Prominent amongst his publications are the several papers in international and national journals and texts on neurological disorders on subjects as diverse as craniovertebral anomalies, spinal dysraphism, nutritional disorders, Wilson’s disease, tuberculosis, toxicology, degenerative disorders, slow virus infections and brain tumours, on which he has just written a book, which is in print. His publications resulting from such multi-disciplinary studies are frequently cited internationally.

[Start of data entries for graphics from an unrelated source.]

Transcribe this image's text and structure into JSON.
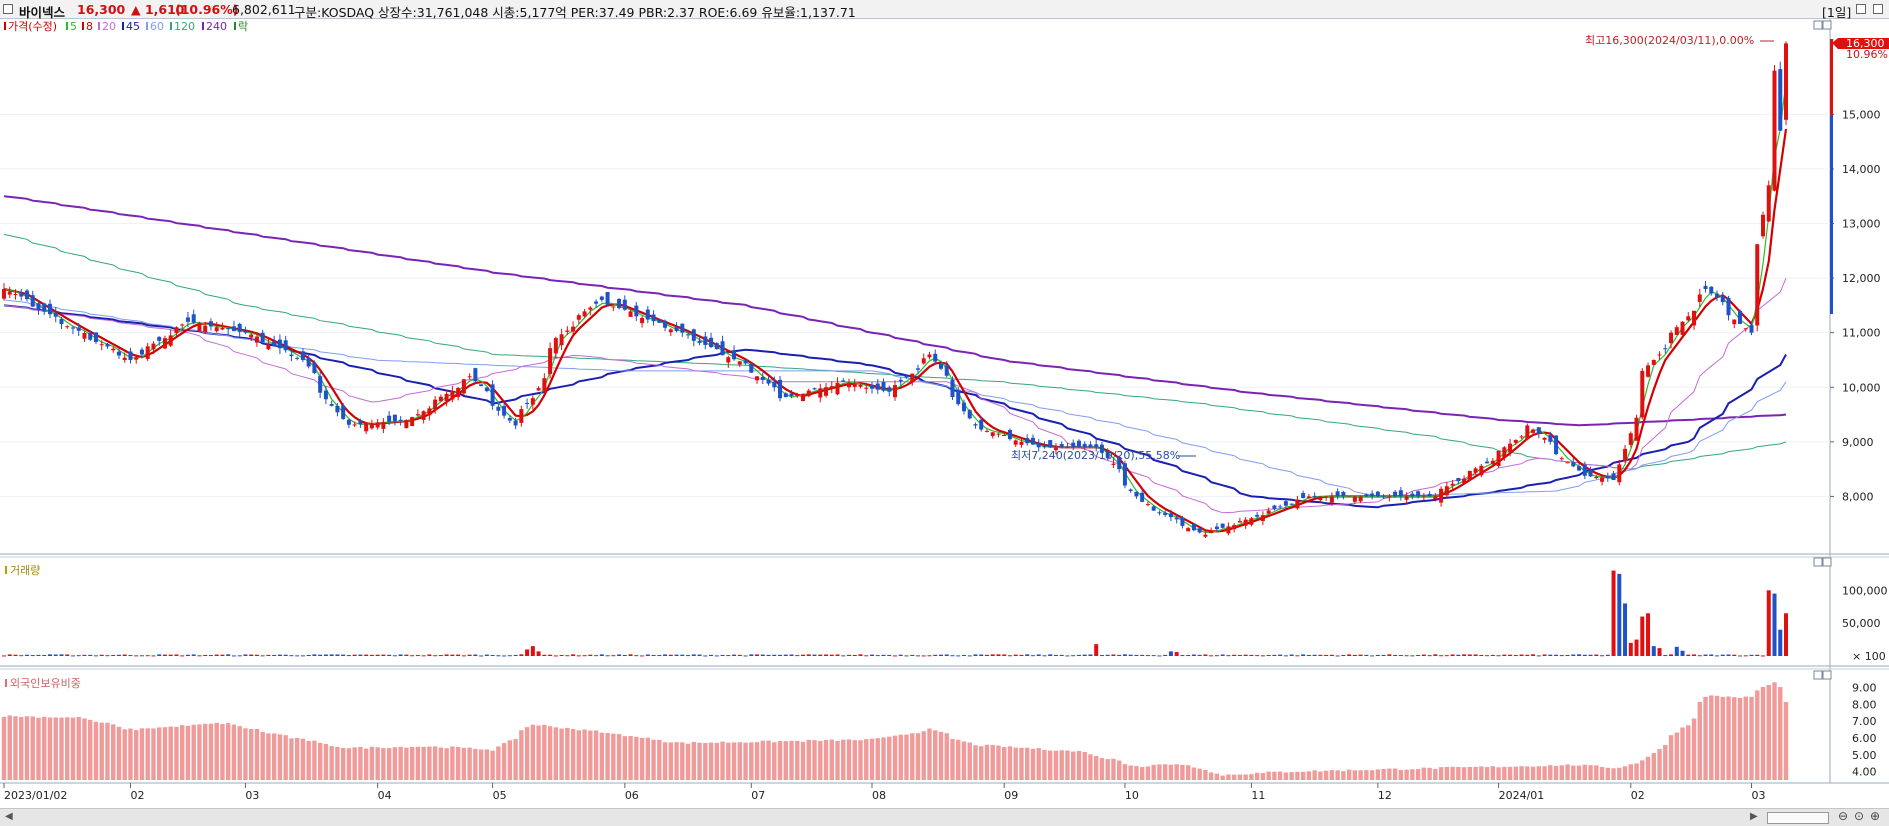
{
  "header": {
    "stock_name": "바이넥스",
    "price": "16,300",
    "change": "▲ 1,610",
    "change_pct": "(10.96%)",
    "volume": "6,802,611",
    "info": "구분:KOSDAQ 상장수:31,761,048 시총:5,177억 PER:37.49 PBR:2.37 ROE:6.69 유보율:1,137.71",
    "period": "[1일]"
  },
  "price_legend": [
    {
      "label": "가격(수정)",
      "color": "#d20000"
    },
    {
      "label": "5",
      "color": "#2dbb2d"
    },
    {
      "label": "8",
      "color": "#d20000"
    },
    {
      "label": "20",
      "color": "#c46bd6"
    },
    {
      "label": "45",
      "color": "#1a20b0"
    },
    {
      "label": "60",
      "color": "#7f9ef0"
    },
    {
      "label": "120",
      "color": "#33a877"
    },
    {
      "label": "240",
      "color": "#7a24b4"
    },
    {
      "label": "락",
      "color": "#1f8f1f"
    }
  ],
  "volume_legend": "거래량",
  "foreign_legend": "외국인보유비중",
  "annotations": {
    "high": "최고16,300(2024/03/11),0.00%",
    "low": "최저7,240(2023/10/20),55.58%",
    "price_tag": "16,300",
    "pct_tag": "10.96%"
  },
  "x_labels": [
    "2023/01/02",
    "02",
    "03",
    "04",
    "05",
    "06",
    "07",
    "08",
    "09",
    "10",
    "11",
    "12",
    "2024/01",
    "02",
    "03"
  ],
  "colors": {
    "up": "#e01010",
    "down": "#1f52c8",
    "foreign_bar": "#f19a9a"
  },
  "chart_data": [
    {
      "type": "candlestick",
      "title": "",
      "ylim": [
        7000,
        16600
      ],
      "y_ticks": [
        "8,000",
        "9,000",
        "10,000",
        "11,000",
        "12,000",
        "13,000",
        "14,000",
        "15,000"
      ],
      "anchors": [
        [
          "2023/01/02",
          11800
        ],
        [
          "2023/01/15",
          11200
        ],
        [
          "2023/02/01",
          10500
        ],
        [
          "2023/02/15",
          11200
        ],
        [
          "2023/03/01",
          11000
        ],
        [
          "2023/03/15",
          10500
        ],
        [
          "2023/03/25",
          9300
        ],
        [
          "2023/04/10",
          9400
        ],
        [
          "2023/04/25",
          10200
        ],
        [
          "2023/05/05",
          9300
        ],
        [
          "2023/05/10",
          9800
        ],
        [
          "2023/05/16",
          10900
        ],
        [
          "2023/05/26",
          11600
        ],
        [
          "2023/06/15",
          11000
        ],
        [
          "2023/07/01",
          10400
        ],
        [
          "2023/07/10",
          9800
        ],
        [
          "2023/07/25",
          10100
        ],
        [
          "2023/08/05",
          9900
        ],
        [
          "2023/08/15",
          10600
        ],
        [
          "2023/08/25",
          9300
        ],
        [
          "2023/09/10",
          8900
        ],
        [
          "2023/09/25",
          8900
        ],
        [
          "2023/10/05",
          7900
        ],
        [
          "2023/10/20",
          7300
        ],
        [
          "2023/11/01",
          7600
        ],
        [
          "2023/11/15",
          8000
        ],
        [
          "2023/12/15",
          8000
        ],
        [
          "2023/12/30",
          8700
        ],
        [
          "2024/01/08",
          9300
        ],
        [
          "2024/01/20",
          8400
        ],
        [
          "2024/01/29",
          8300
        ],
        [
          "2024/02/05",
          10300
        ],
        [
          "2024/02/20",
          11800
        ],
        [
          "2024/03/01",
          11000
        ],
        [
          "2024/03/06",
          13700
        ],
        [
          "2024/03/07",
          15800
        ],
        [
          "2024/03/08",
          14700
        ],
        [
          "2024/03/11",
          16300
        ]
      ],
      "ma_lines": [
        {
          "name": "240",
          "color": "#7a24b4",
          "points": [
            [
              "2023/01/02",
              13500
            ],
            [
              "2023/05/01",
              12100
            ],
            [
              "2023/07/01",
              11500
            ],
            [
              "2023/09/01",
              10500
            ],
            [
              "2023/11/01",
              9900
            ],
            [
              "2024/01/01",
              9400
            ],
            [
              "2024/01/20",
              9300
            ],
            [
              "2024/03/11",
              9500
            ]
          ]
        },
        {
          "name": "120",
          "color": "#33a877",
          "points": [
            [
              "2023/01/02",
              12800
            ],
            [
              "2023/03/01",
              11500
            ],
            [
              "2023/05/01",
              10600
            ],
            [
              "2023/07/01",
              10400
            ],
            [
              "2023/09/01",
              10100
            ],
            [
              "2023/10/20",
              9700
            ],
            [
              "2023/12/15",
              9100
            ],
            [
              "2024/01/10",
              8700
            ],
            [
              "2024/02/01",
              8500
            ],
            [
              "2024/03/11",
              9000
            ]
          ]
        },
        {
          "name": "45",
          "color": "#1a20b0",
          "points": [
            [
              "2023/01/02",
              11500
            ],
            [
              "2023/03/01",
              10900
            ],
            [
              "2023/04/01",
              10300
            ],
            [
              "2023/05/01",
              9700
            ],
            [
              "2023/06/01",
              10300
            ],
            [
              "2023/07/01",
              10700
            ],
            [
              "2023/08/01",
              10400
            ],
            [
              "2023/09/01",
              9700
            ],
            [
              "2023/10/01",
              8900
            ],
            [
              "2023/11/01",
              8000
            ],
            [
              "2023/12/01",
              7800
            ],
            [
              "2024/01/01",
              8100
            ],
            [
              "2024/01/15",
              8300
            ],
            [
              "2024/02/15",
              9000
            ],
            [
              "2024/03/11",
              10600
            ]
          ]
        },
        {
          "name": "60",
          "color": "#7f9ef0",
          "points": [
            [
              "2023/01/02",
              11600
            ],
            [
              "2023/04/01",
              10500
            ],
            [
              "2023/06/01",
              10300
            ],
            [
              "2023/08/01",
              10300
            ],
            [
              "2023/10/01",
              9300
            ],
            [
              "2023/12/01",
              8000
            ],
            [
              "2024/01/15",
              8100
            ],
            [
              "2024/02/15",
              8800
            ],
            [
              "2024/03/11",
              10100
            ]
          ]
        },
        {
          "name": "20",
          "color": "#c46bd6",
          "points": [
            [
              "2023/01/02",
              11500
            ],
            [
              "2023/02/15",
              11000
            ],
            [
              "2023/04/01",
              9700
            ],
            [
              "2023/05/20",
              10600
            ],
            [
              "2023/07/10",
              10100
            ],
            [
              "2023/08/20",
              10100
            ],
            [
              "2023/09/20",
              8900
            ],
            [
              "2023/10/25",
              7700
            ],
            [
              "2023/12/01",
              7900
            ],
            [
              "2024/01/10",
              8700
            ],
            [
              "2024/02/01",
              8500
            ],
            [
              "2024/02/20",
              10300
            ],
            [
              "2024/03/11",
              12000
            ]
          ]
        }
      ],
      "short_ma": [
        {
          "name": "8",
          "color": "#d20000",
          "lag": 4,
          "width": 2.2
        },
        {
          "name": "5",
          "color": "#2dbb2d",
          "lag": 2,
          "width": 1.2
        }
      ]
    },
    {
      "type": "bar",
      "title": "",
      "ylim": [
        0,
        140000
      ],
      "y_ticks": [
        "100,000",
        "50,000"
      ],
      "unit_label": "× 100",
      "spikes": [
        [
          "2024/01/29",
          130000,
          "up"
        ],
        [
          "2024/01/30",
          125000,
          "down"
        ],
        [
          "2024/01/31",
          80000,
          "down"
        ],
        [
          "2024/02/01",
          20000,
          "up"
        ],
        [
          "2024/02/02",
          25000,
          "up"
        ],
        [
          "2024/02/05",
          60000,
          "up"
        ],
        [
          "2024/02/06",
          65000,
          "up"
        ],
        [
          "2024/02/07",
          15000,
          "down"
        ],
        [
          "2024/02/08",
          12000,
          "up"
        ],
        [
          "2024/02/13",
          14000,
          "down"
        ],
        [
          "2024/02/14",
          8000,
          "down"
        ],
        [
          "2024/03/06",
          100000,
          "up"
        ],
        [
          "2024/03/07",
          95000,
          "down"
        ],
        [
          "2024/03/08",
          40000,
          "down"
        ],
        [
          "2024/03/11",
          65000,
          "up"
        ],
        [
          "2023/05/09",
          10000,
          "up"
        ],
        [
          "2023/05/10",
          15000,
          "up"
        ],
        [
          "2023/05/11",
          7000,
          "up"
        ],
        [
          "2023/09/25",
          18000,
          "up"
        ],
        [
          "2023/10/12",
          7000,
          "down"
        ],
        [
          "2023/10/13",
          6000,
          "up"
        ]
      ]
    },
    {
      "type": "bar",
      "title": "",
      "ylim": [
        3.5,
        9.8
      ],
      "y_ticks": [
        "9.00",
        "8.00",
        "7.00",
        "6.00",
        "5.00",
        "4.00"
      ],
      "anchors": [
        [
          "2023/01/02",
          7.3
        ],
        [
          "2023/01/20",
          7.2
        ],
        [
          "2023/02/01",
          6.5
        ],
        [
          "2023/02/25",
          6.9
        ],
        [
          "2023/03/01",
          6.6
        ],
        [
          "2023/03/25",
          5.4
        ],
        [
          "2023/04/15",
          5.5
        ],
        [
          "2023/05/01",
          5.3
        ],
        [
          "2023/05/10",
          6.8
        ],
        [
          "2023/05/25",
          6.4
        ],
        [
          "2023/06/15",
          5.7
        ],
        [
          "2023/07/10",
          5.8
        ],
        [
          "2023/08/01",
          5.9
        ],
        [
          "2023/08/15",
          6.5
        ],
        [
          "2023/08/25",
          5.6
        ],
        [
          "2023/09/20",
          5.2
        ],
        [
          "2023/10/05",
          4.3
        ],
        [
          "2023/10/15",
          4.5
        ],
        [
          "2023/10/25",
          3.8
        ],
        [
          "2023/11/10",
          4.0
        ],
        [
          "2023/12/15",
          4.2
        ],
        [
          "2024/01/20",
          4.4
        ],
        [
          "2024/01/29",
          4.2
        ],
        [
          "2024/02/05",
          4.7
        ],
        [
          "2024/02/15",
          6.8
        ],
        [
          "2024/02/20",
          8.5
        ],
        [
          "2024/03/01",
          8.4
        ],
        [
          "2024/03/07",
          9.3
        ],
        [
          "2024/03/11",
          8.1
        ]
      ]
    }
  ]
}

The proforma which was to accompany any biopsy from a referring unit was famously detailed and many a neurology and neurosurgery resident learnt the hard but useful lesion that this pathologist was very PARTICULAR about full clinical documentation! One of the memorable characteristics of Dr. Dastur was his belief that it was the pathologist’s duty to examine the patient as well as the tissues. Every patient whose biopsy he was expected to report on, was, whenever possible, personality examined. It took some time for the clinicians to get used to the presence of this lanky figure in their wards, taking a detailed history, carrying out a meticulous examination of the patient and then comparing his own notes with those provided to him by the resident doctor. He was never too busy to teach but laid down exacting requirements. He communicated his enthusiasm and sense of wonder to generations of post-graduate students from the clinical disciplines and from the basic sciences as he demonstrated details on the gross specimen and through the microscope at length. The “brain-cutting sessions” conducted once weeks with some ceremony are fondly remembered by all those who were privileged to participate.

He received numerous awards for his professional accomplishments and the Rameshwardas Birla National Award for Outstanding Research (1991). He was VR Khanolkar Orator in 1989 and Dorothy Russell orator at Queen square, London. Professor HM Zimmermann named him one of the “39th Neuropathologists of the 20th Century”. It is truly outstanding feat and a matter of pride for all of us.

Dr. Dastur’s credo of life was summed up by in one word – “Work”. A liberal in his personal philosophy, Dr. Dastur, a Zorastrian by birth, gained much inspiration from the Bhagwad Gita, and according to his wishes was cremated with Hindu rituals. Grieving their loss are his devoted wife Hilla, their two children, two grandsons, not to speak of numerous students, staff and professional associates.